2. Live diagnostics (CollectDiagnostics):
Runs SHOW SERVERS and SHOW DATABASES via the Bolt client when the cluster is Ready:
- Writes results to status.diagnostics (ClusterDiagnosticsStatus)
- Sets ServersHealthy condition (True when all servers are state=Enabled and health=Available)
- Sets DatabasesHealthy condition (True when all user databases have status=online; the system database is excluded)
- Updates neo4j_operator_server_health Prometheus gauge per server (labels: cluster_name, namespace, server_name, server_address)
- Non-fatal: collection errors are surfaced in status.diagnostics.collectionError and the conditions are set to Unknown with reason DiagnosticsUnavailable
The diagnostics Bolt client is created fresh per-reconcile and closed with defer. It
never shares state with the cluster formation or upgrade clients.
Architecture invariant: All status writes in CollectDiagnostics use
retry.RetryOnConflict to handle concurrent updates without panicking.

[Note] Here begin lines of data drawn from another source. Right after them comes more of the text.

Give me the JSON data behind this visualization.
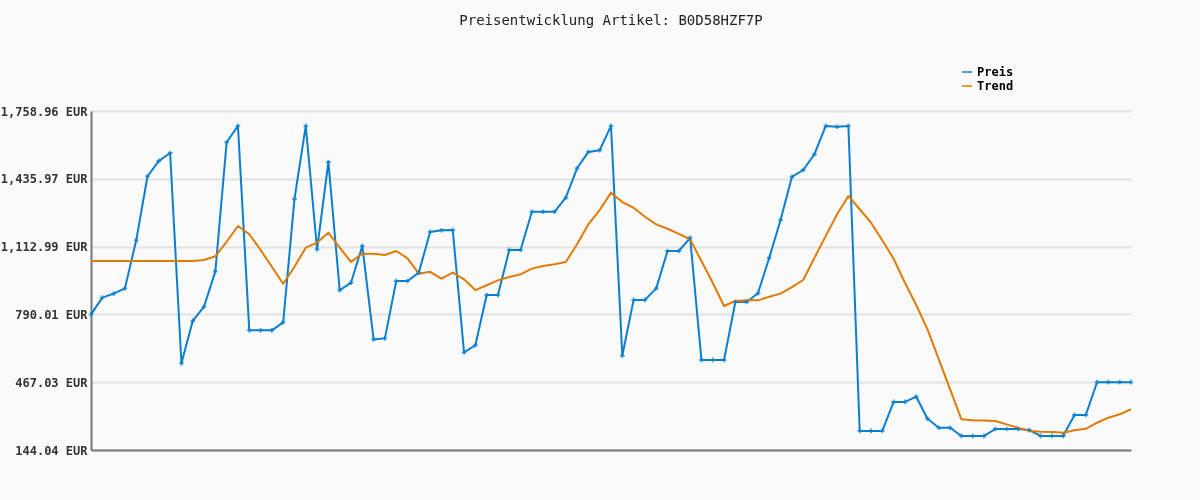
{
  "chart_data": {
    "type": "line",
    "title": "Preisentwicklung Artikel: B0D58HZF7P",
    "categories": [
      null,
      null,
      null,
      null,
      null,
      null,
      null,
      null,
      null,
      null,
      null,
      null,
      null,
      null,
      null,
      null,
      null,
      null,
      null,
      null,
      null,
      null,
      null,
      null,
      null,
      null,
      null,
      null,
      null,
      null,
      null,
      null,
      null,
      null,
      null,
      null,
      null,
      null,
      null,
      null,
      null,
      null,
      null,
      null,
      null,
      null,
      null,
      null,
      null,
      null,
      null,
      null,
      null,
      null,
      null,
      null,
      null,
      null,
      null,
      null,
      null,
      null,
      null,
      null,
      null,
      null,
      null,
      null,
      null,
      null,
      null,
      null,
      null,
      null,
      null,
      null,
      null,
      null,
      null,
      null,
      null,
      null,
      null,
      null,
      null,
      null,
      null,
      null,
      null,
      null,
      null,
      null,
      null
    ],
    "series": [
      {
        "name": "Preis",
        "color": "#0a7fcf",
        "marker": "cross",
        "values": [
          790,
          870,
          889,
          914,
          1143,
          1448,
          1521,
          1559,
          557,
          759,
          827,
          995,
          1610,
          1688,
          714,
          714,
          714,
          752,
          1340,
          1688,
          1100,
          1516,
          905,
          941,
          1116,
          671,
          676,
          949,
          949,
          989,
          1183,
          1191,
          1192,
          609,
          643,
          882,
          882,
          1097,
          1097,
          1279,
          1279,
          1279,
          1346,
          1486,
          1564,
          1572,
          1688,
          593,
          859,
          859,
          914,
          1092,
          1092,
          1155,
          573,
          573,
          573,
          849,
          849,
          891,
          1060,
          1240,
          1445,
          1478,
          1553,
          1688,
          1684,
          1688,
          235,
          235,
          235,
          373,
          373,
          398,
          293,
          250,
          250,
          211,
          211,
          211,
          244,
          244,
          244,
          239,
          211,
          211,
          211,
          311,
          311,
          467,
          467,
          467,
          467
        ]
      },
      {
        "name": "Trend",
        "color": "#e07b00",
        "values": [
          1044,
          1044,
          1044,
          1044,
          1044,
          1044,
          1044,
          1044,
          1044,
          1044,
          1049,
          1067,
          1136,
          1211,
          1172,
          1097,
          1017,
          936,
          1017,
          1108,
          1132,
          1179,
          1108,
          1040,
          1079,
          1079,
          1073,
          1092,
          1057,
          984,
          993,
          960,
          989,
          957,
          906,
          929,
          952,
          968,
          981,
          1008,
          1021,
          1029,
          1040,
          1124,
          1219,
          1287,
          1370,
          1325,
          1298,
          1255,
          1219,
          1198,
          1174,
          1148,
          1044,
          941,
          830,
          854,
          857,
          857,
          874,
          889,
          920,
          954,
          1060,
          1164,
          1267,
          1354,
          1291,
          1227,
          1143,
          1055,
          941,
          835,
          719,
          576,
          433,
          290,
          286,
          284,
          282,
          266,
          250,
          235,
          231,
          230,
          226,
          238,
          245,
          274,
          298,
          314,
          338
        ]
      }
    ],
    "ylim": [
      144.04,
      1758.96
    ],
    "yticks": [
      {
        "value": 144.04,
        "label": "144.04 EUR"
      },
      {
        "value": 467.03,
        "label": "467.03 EUR"
      },
      {
        "value": 790.01,
        "label": "790.01 EUR"
      },
      {
        "value": 1112.99,
        "label": "1,112.99 EUR"
      },
      {
        "value": 1435.97,
        "label": "1,435.97 EUR"
      },
      {
        "value": 1758.96,
        "label": "1,758.96 EUR"
      }
    ],
    "grid": "y",
    "legend": "top right",
    "tick_labels": "y"
  }
}
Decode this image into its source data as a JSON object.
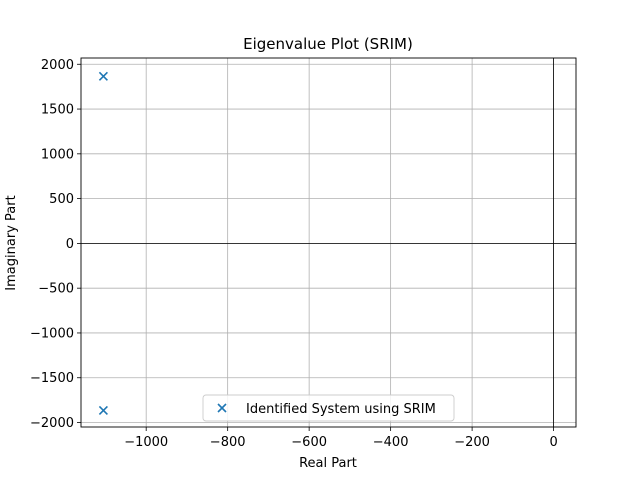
{
  "chart_data": {
    "type": "scatter",
    "title": "Eigenvalue Plot (SRIM)",
    "xlabel": "Real Part",
    "ylabel": "Imaginary Part",
    "xlim": [
      -1160,
      55
    ],
    "ylim": [
      -2050,
      2070
    ],
    "xticks": [
      -1000,
      -800,
      -600,
      -400,
      -200,
      0
    ],
    "xtick_labels": [
      "−1000",
      "−800",
      "−600",
      "−400",
      "−200",
      "0"
    ],
    "yticks": [
      -2000,
      -1500,
      -1000,
      -500,
      0,
      500,
      1000,
      1500,
      2000
    ],
    "ytick_labels": [
      "−2000",
      "−1500",
      "−1000",
      "−500",
      "0",
      "500",
      "1000",
      "1500",
      "2000"
    ],
    "grid": true,
    "zero_lines": true,
    "legend_position": "lower-center",
    "series": [
      {
        "name": "Identified System using SRIM",
        "marker": "x",
        "color": "#1f77b4",
        "points": [
          {
            "x": -1105,
            "y": 1865
          },
          {
            "x": -1105,
            "y": -1865
          }
        ]
      }
    ]
  }
}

Condition constants (defined in internal/controller/conditions.go):
- ConditionTypeServersHealthy = "ServersHealthy"
- ConditionTypeDatabasesHealthy = "DatabasesHealthy"

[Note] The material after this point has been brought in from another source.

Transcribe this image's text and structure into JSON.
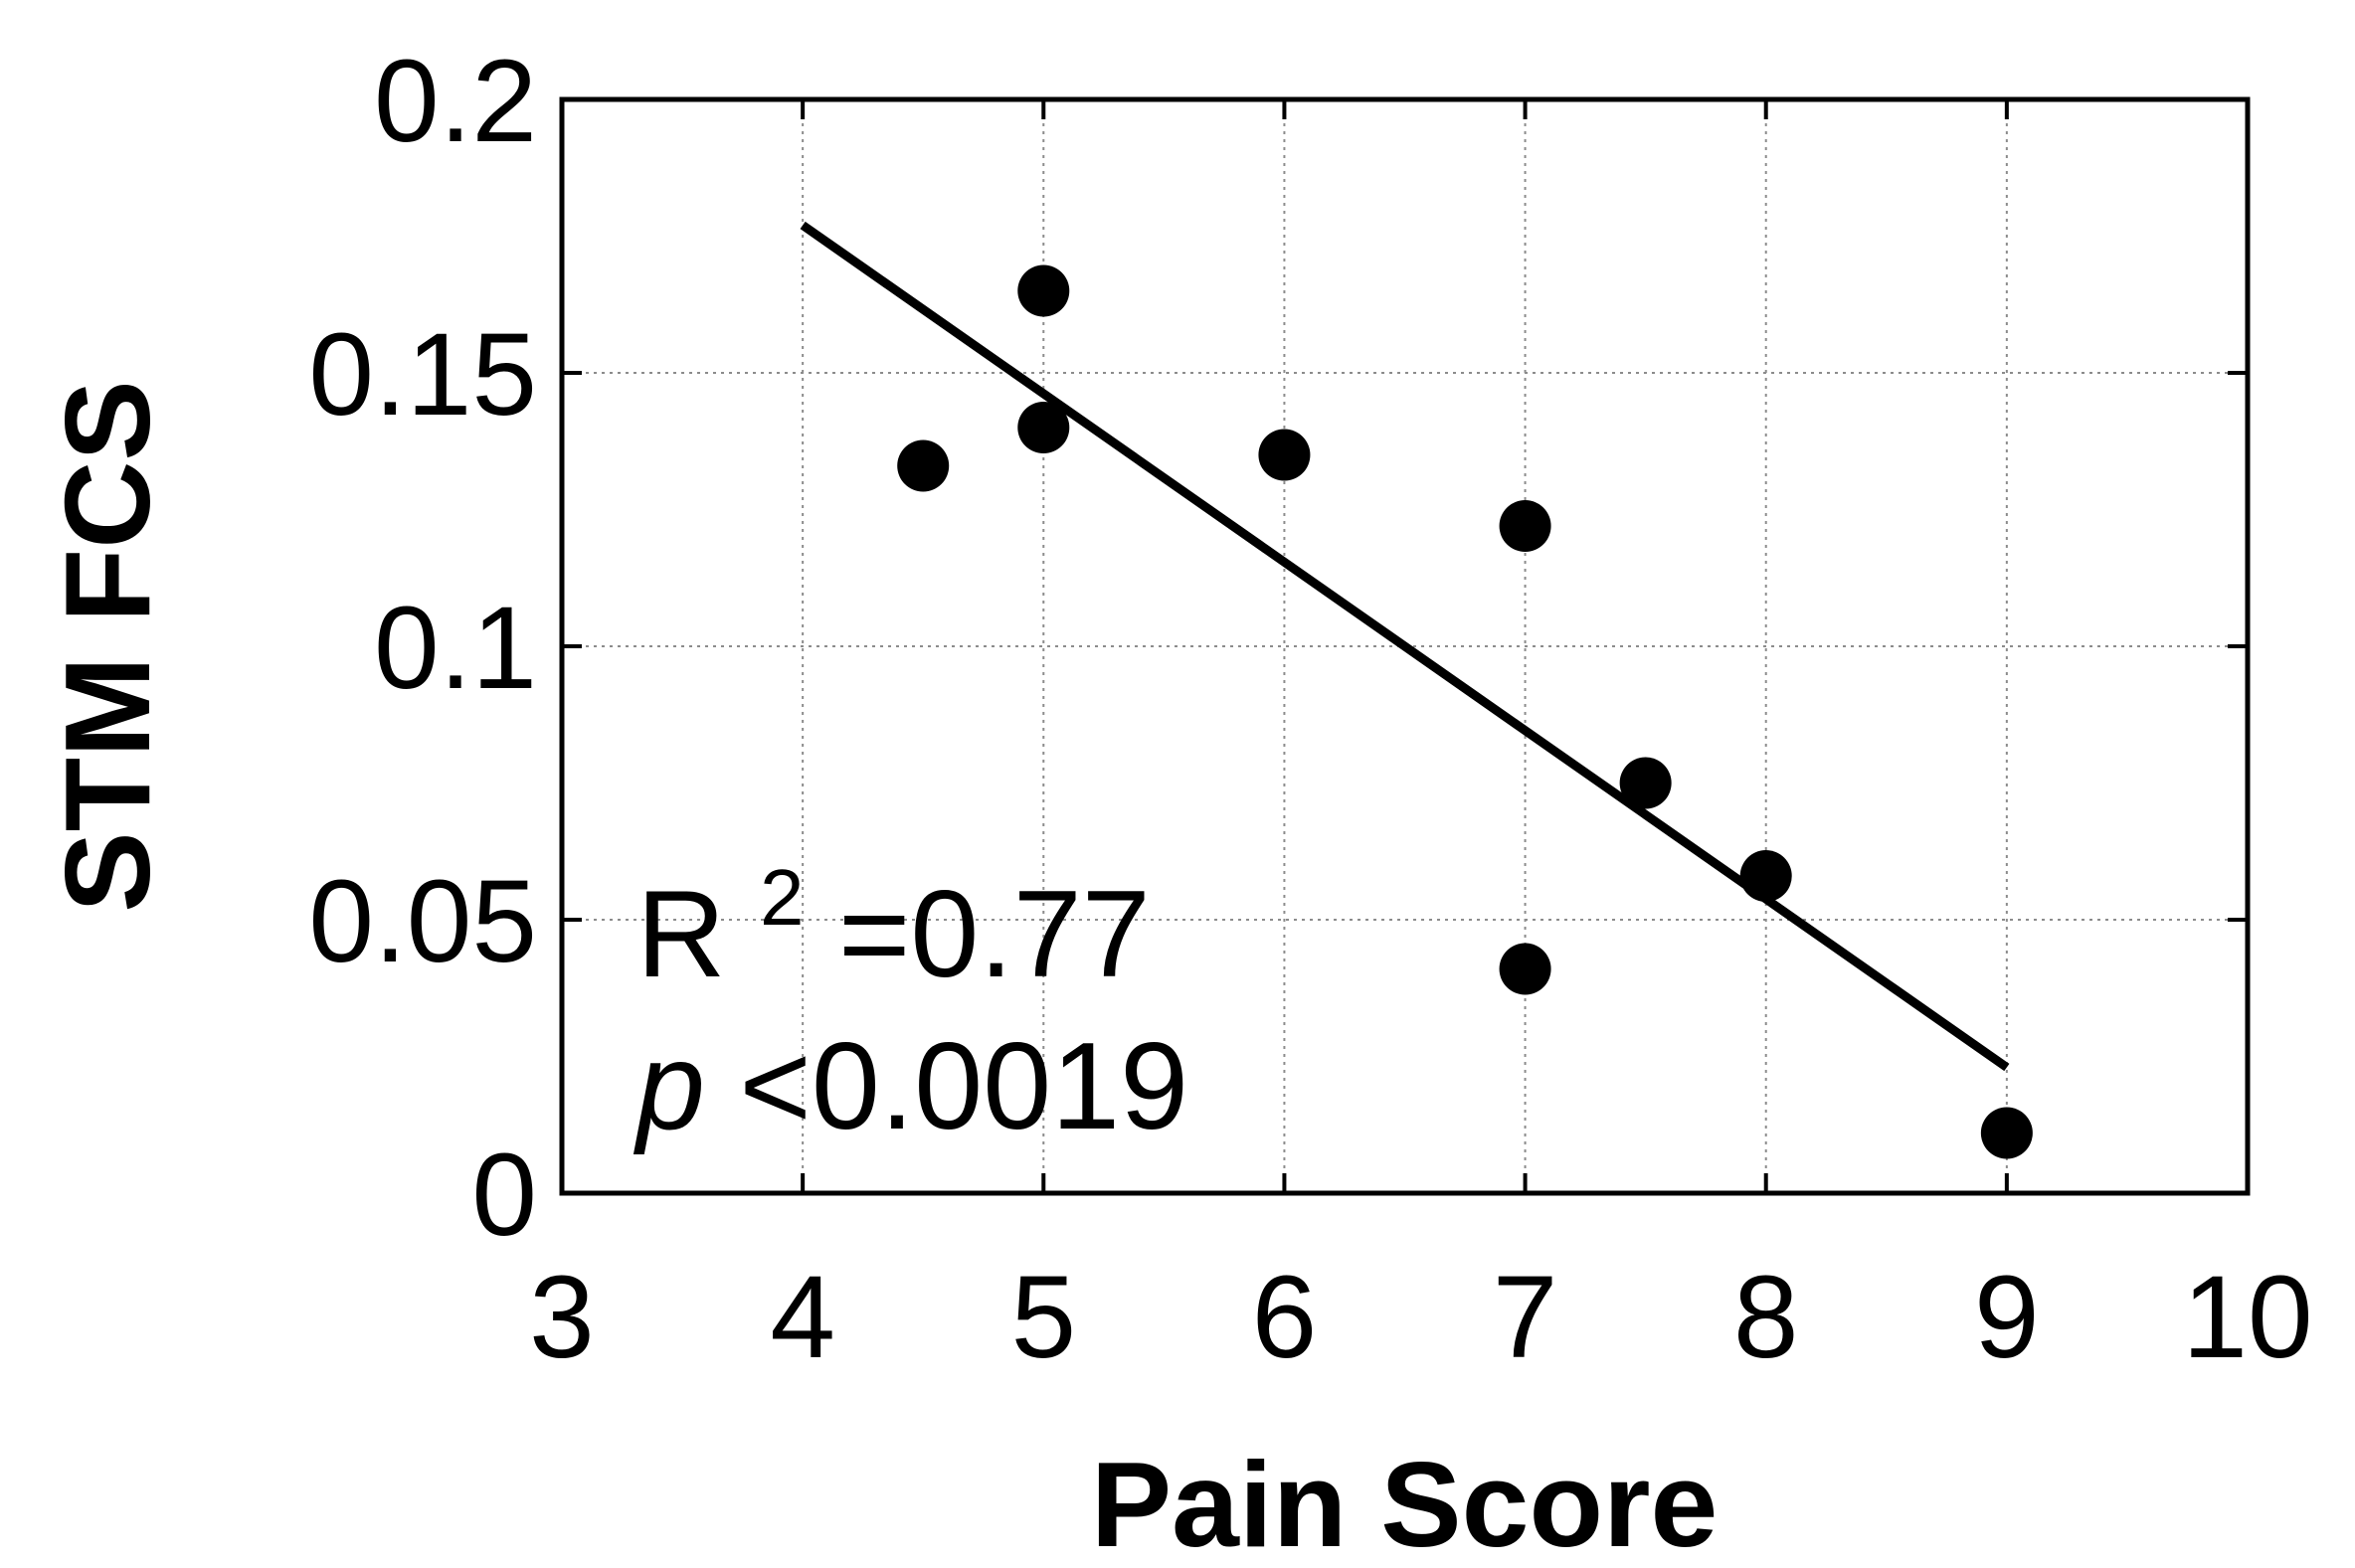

- Reason values: AllServersHealthy, ServerDegraded, AllDatabasesOnline, DatabaseOffline, DiagnosticsUnavailable
Integration Architecture¶
External System Integration:¶
- Cert-Manager: TLS certificate lifecycle management
- Prometheus: Metrics collection and alerting
- External Secrets: Secret management integration
- Storage Classes: Persistent volume provisioning
- Cloud Providers: AWS, GCP, Azure LoadBalancer optimizations
Kubernetes Integration:¶
- Network Policies: Pod-to-pod communication security
- Service Mesh: Istio/Linkerd compatibility
- Ingress Controllers: External traffic routing with connection examples
- Node Affinity: Topology spread and anti-affinity rules
Testing Architecture¶
Test Strategy:¶
- Unit Tests: Controller logic and helper functions
- Integration Tests: Full workflow testing with envtest
- End-to-End Tests: Real cluster testing with Kind
- Performance Tests: Reconciliation efficiency validation
Test Infrastructure:¶
- Ginkgo/Gomega: BDD-style testing framework
- Envtest: Kubernetes API server for integration testing
- Kind Clusters: Development and test cluster automation
- Test Cleanup: Automatic finalizer removal and namespace cleanup
Migration & Compatibility¶
Legacy Architecture Migration:¶
- Backward Compatibility: Existing clusters continue to work
- Gradual Migration: No breaking changes for existing deployments
- Resource Name Updates: New deployments use server-based naming
- Configuration Migration: Automatic handling of deprecated settings
Future Extensibility:¶
- Plugin System: Neo4j plugin management framework
- Custom Metrics: Extensible monitoring capabilities
- Event Handling: Pluggable event system for custom integrations
- Multi-Architecture: Support for different deployment patterns
Development Best Practices¶
Code Organization:¶
- Controller Pattern: Standard Kubernetes controller pattern
- Builder Pattern: Resource builders for clean separation
- Validation Framework: Centralized validation with clear error messages
- Testing Strategy: Comprehensive test coverage with multiple levels
Performance Considerations:¶
- Memory Usage: Optimized for large-scale deployments
- API Efficiency: Minimal API calls with intelligent caching
- Resource Creation: Parallel resource creation where possible
- Error Handling: Graceful error handling with proper recovery
This architecture provides a solid foundation for managing Neo4j Enterprise deployments in Kubernetes with high performance, reliability, and operational simplicity.